As can we. As can you.
Not that you’ll get canonized and have a parish named after you with your photograph prominently displayed in the church’s side alcove. (“Oh, no, not that one! My face looks so fat!”)
But you will have a feast day. Nov. 1, the feast of All Saints. The feast for all the souls in heaven. For all those men, women and children who were just so … impractical.
Bill Dodds writes from Washington.
Featured image by Shutterstock.
|A little Advice on Being An Impractical Practicing Catholic|
|1. Embrace the fact that the God of Abraham, Isaac and Jacob, the God of Peter, Andrew, James and John appears to be impractical at times. One example, to Abraham: “I will give you a ton of descendants, but go kill your only son.
Ask yourself: What’s God saying to me right now?
Odds are he isn’t telling you to heed the words of actress Bette Davis in “All about Eve,” but she does have sound and comforting advice: “Fasten your seatbelts, it’s going to be a bumpy night.”

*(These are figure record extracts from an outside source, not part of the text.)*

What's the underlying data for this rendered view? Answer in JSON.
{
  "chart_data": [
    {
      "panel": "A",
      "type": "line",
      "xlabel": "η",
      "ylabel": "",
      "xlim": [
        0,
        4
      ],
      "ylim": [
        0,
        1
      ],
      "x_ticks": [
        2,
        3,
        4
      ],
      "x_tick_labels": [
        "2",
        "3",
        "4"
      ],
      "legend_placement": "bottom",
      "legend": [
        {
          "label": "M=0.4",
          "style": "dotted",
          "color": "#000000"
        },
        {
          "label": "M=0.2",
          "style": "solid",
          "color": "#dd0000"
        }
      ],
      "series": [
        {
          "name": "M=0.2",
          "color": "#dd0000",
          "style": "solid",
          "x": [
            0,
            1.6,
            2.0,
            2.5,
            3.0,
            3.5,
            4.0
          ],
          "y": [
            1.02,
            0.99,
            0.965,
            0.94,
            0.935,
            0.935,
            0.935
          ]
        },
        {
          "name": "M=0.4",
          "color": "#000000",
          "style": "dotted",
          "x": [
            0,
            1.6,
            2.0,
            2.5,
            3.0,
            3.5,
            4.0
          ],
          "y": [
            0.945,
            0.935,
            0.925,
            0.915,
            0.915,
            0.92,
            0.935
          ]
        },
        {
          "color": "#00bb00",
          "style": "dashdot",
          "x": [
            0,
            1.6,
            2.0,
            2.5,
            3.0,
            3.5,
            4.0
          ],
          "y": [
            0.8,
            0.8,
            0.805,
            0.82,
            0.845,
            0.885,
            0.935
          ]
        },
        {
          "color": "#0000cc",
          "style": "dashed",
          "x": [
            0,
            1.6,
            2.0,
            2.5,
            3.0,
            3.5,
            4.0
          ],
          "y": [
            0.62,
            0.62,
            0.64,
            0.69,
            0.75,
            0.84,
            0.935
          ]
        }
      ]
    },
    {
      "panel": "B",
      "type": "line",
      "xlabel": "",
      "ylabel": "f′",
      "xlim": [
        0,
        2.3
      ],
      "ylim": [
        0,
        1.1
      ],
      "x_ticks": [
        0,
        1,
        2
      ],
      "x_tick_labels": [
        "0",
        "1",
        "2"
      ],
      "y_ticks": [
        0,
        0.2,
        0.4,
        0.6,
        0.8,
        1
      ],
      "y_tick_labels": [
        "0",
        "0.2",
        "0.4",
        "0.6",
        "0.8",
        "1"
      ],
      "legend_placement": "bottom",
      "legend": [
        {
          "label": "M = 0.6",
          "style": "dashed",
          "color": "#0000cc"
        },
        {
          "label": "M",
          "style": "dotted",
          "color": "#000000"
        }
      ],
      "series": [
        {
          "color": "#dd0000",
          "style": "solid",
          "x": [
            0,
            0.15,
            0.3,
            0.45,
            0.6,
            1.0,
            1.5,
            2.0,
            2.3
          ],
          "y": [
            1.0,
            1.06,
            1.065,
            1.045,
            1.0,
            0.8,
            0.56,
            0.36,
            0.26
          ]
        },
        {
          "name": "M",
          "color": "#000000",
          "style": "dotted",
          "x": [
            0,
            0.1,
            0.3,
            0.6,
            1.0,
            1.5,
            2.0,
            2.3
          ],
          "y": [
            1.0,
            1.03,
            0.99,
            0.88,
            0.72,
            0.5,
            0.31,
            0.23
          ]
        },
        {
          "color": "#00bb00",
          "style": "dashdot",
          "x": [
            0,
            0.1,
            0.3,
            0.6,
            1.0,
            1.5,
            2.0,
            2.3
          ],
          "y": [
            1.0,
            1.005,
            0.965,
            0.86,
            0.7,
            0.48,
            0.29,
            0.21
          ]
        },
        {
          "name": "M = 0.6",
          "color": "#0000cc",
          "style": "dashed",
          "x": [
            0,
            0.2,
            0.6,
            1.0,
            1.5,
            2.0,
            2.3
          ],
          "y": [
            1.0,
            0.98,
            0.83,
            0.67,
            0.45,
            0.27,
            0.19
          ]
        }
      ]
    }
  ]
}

A fool for Christ? It’s going to be a bumpy life.
2. Notice a little impracticality leads to a little more impracticality. It seems a bit sacrilegious to put it this way, but those early impracticalities could be termed “gateway graces.” Just a taste and then, before you know it, you’re hooked.
You’re not surprised God asks you to do something that not too long ago would have been laughable. Now, yes, it’s a challenge, but one you’re anxious to get started on.
You’re comfortable with a leap of faith from a higher cliff. Past jumps assure you Deus providebit — God will provide. You just have to hang on to your hat.
3. One who is spiritually impractical is seldom bored. It seems there’s always something new and exciting (that is, terrifying) just around the corner. That may be because once you’ve accomplished a particular task or made it a part of your routine, God whispers, “Hey, you know what would really be a hoot?”
This isn’t to say God actually uses the word “hoot,” but he’s certainly familiar with the concept.
What might your next challenge be? Heaven only knows. And, at the right time and in the right place and right way, heaven will let you know.
And when that happens … say a little prayer, and buckle up.